Bei künftigen Ausschreibungen für Biogasanlagen ist der „Maisdeckel“ einzuhalten. Alternative Substrate wie Stroh sind dann gefragt. Was zu bedenken ist.

Bei den Reststoffen kommt vor allem Stroh in Frage:

  • Es fällt in der Landwirtschaft jährlich in großem Umfang an.
  • Die „Veredelung“ über die Biogasanlage hat den Vorteil, dass im Gegensatz zur Strohrotte auf dem Acker nicht zwei Drittel des Stroh-Kohlenstoffs in die Atmosphäre entweichen. Sie werden dem Boden in leicht umsetzbarer Form zugeführt und damit auch für den Humusaufbau zur Verfügung stehen.
  • Weil das Stroh selbst geringe Stickstoff(N)-Gehalte aufweist, ist es ein idealer Mischungspartner für Substrate, die wegen ihres hohen N-Gehaltes bisher nur eingeschränkt vergoren werden konnten.
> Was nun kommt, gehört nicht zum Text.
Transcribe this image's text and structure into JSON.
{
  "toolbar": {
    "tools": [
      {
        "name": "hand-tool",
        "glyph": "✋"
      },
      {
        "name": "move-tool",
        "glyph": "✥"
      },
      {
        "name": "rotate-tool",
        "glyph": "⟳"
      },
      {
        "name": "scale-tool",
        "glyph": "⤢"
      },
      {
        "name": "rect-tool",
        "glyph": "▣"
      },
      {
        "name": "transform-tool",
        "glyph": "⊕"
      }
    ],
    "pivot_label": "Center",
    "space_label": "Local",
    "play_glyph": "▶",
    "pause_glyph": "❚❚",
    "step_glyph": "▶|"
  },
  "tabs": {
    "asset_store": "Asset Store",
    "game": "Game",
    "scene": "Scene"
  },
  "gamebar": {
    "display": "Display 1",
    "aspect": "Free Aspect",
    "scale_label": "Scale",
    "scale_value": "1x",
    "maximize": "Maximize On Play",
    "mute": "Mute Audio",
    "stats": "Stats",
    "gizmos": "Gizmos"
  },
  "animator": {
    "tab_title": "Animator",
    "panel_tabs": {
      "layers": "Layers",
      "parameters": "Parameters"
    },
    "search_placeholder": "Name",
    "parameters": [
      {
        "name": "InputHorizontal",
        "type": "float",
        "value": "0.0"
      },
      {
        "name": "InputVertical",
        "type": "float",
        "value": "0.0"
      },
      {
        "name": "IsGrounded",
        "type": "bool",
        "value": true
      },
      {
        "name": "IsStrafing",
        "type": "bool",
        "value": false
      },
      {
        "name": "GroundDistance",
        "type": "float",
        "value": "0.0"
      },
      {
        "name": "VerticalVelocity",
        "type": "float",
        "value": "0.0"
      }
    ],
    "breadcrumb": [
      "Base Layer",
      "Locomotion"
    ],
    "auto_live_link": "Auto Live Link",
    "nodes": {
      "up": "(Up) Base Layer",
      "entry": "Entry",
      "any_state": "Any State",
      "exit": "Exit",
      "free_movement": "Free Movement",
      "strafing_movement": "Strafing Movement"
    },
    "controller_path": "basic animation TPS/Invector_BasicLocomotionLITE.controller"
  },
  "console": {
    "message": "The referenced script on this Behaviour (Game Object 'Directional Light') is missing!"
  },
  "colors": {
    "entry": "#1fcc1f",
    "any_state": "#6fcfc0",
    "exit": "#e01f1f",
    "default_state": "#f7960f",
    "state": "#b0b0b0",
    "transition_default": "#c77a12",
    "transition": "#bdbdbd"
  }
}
Wie viel Stroh steht zur Verfügung?

Weil Getreidestroh auch bislang schon als Stalleinstreu genutzt wurde, ist eine Differenzierung zwischen dem theoretischen und dem nachhaltig nutzbaren Strohpotenzial notwendig:

  • Das nachhaltige Strohpotenzial Deutschlands beträgt abhängig von der verwendeten Methode der Humusbilanzierung zwischen 8 und 13 Mio. Tonnen im Jahr (Angaben des Deutschen Biomasse-Forschungszentrums, DBFZ).
  • Diese Zahlen entsprechen 27 bis 43 % des gesamten theoretisch nutzbaren Strohpotenzials in Deutschland.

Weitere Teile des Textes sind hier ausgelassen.